No mês em que se celebra o Dia Mundial da Conscientização do Autismo, Pequeno Príncipe lembra que o tratamento precoce pode atenuar o transtorno
No mês em que se celebra o Dia Mundial da Conscientização do Autismo, o Pequeno Príncipe, maior hospital exclusivamente pediátrico do Brasil, lembra que a intervenção precoce é fundamental para o desenvolvimento cognitivo e qualidade de vida de crianças diagnosticadas com o Transtorno do Espectro Autista (TEA), assim como o acesso da família a informações de qualidade sobre os aspectos desse transtorno. A data 2 de abril foi estabelecida pela Organização das Nações Unidas (ONU) com o objetivo de ampliar o conhecimento da sociedade a respeito do TEA e reduzir a discriminação e o preconceito em torno desse problema, que afeta uma em cada 160 crianças no mundo, segundo a Organização Mundial da Saúde (OMS).

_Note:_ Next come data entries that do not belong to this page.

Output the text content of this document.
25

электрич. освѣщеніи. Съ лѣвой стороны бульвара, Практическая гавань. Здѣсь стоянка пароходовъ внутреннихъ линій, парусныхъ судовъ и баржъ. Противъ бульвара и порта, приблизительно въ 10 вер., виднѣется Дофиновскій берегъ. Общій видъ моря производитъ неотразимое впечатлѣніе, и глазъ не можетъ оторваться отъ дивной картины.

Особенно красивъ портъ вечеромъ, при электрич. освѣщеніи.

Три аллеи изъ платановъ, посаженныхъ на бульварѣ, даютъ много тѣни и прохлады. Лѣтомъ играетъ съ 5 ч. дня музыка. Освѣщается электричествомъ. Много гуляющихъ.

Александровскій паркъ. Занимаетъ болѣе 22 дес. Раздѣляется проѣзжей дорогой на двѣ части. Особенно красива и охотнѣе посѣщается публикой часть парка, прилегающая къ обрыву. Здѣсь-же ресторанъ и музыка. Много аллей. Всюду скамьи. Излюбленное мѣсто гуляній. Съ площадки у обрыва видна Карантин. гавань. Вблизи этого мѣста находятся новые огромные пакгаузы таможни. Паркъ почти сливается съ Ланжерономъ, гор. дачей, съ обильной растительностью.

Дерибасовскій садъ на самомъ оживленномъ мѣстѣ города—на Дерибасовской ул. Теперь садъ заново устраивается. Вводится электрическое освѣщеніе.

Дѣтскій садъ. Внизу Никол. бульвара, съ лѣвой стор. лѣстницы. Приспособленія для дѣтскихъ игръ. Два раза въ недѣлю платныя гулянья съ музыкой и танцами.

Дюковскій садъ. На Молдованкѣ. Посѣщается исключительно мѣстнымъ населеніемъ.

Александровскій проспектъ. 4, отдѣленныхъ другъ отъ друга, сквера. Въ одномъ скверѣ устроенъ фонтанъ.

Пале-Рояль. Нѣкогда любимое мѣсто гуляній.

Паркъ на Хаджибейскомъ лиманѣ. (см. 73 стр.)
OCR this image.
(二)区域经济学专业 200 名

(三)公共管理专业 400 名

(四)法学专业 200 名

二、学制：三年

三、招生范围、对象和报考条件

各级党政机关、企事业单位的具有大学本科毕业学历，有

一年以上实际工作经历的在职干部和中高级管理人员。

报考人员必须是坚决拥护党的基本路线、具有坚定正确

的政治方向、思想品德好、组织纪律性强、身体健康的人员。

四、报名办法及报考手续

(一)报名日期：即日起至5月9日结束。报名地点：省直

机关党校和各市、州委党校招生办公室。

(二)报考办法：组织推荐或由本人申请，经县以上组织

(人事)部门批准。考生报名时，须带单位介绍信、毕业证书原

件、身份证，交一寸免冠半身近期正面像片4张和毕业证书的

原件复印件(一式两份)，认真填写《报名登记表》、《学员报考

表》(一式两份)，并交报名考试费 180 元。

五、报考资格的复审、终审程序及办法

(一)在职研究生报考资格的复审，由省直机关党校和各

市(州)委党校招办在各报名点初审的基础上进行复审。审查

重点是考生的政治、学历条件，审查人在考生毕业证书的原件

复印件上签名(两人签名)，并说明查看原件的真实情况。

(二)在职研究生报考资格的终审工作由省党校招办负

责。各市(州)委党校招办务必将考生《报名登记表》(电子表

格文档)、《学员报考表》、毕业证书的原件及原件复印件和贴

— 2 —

O TEA é caracterizado por dificuldades de comunicação e interação social e pela presença de comportamentos e/ou interesses repetitivos ou restritos, conforme o Manual de Orientação Transtorno do Espectro do Autismo, elaborado pela Sociedade Brasileira de Pediatria (SBP). Essa condição é permanente e não tem cura, mas a estimulação precoce pode contribuir para alterar o prognóstico e suavizar os sintomas.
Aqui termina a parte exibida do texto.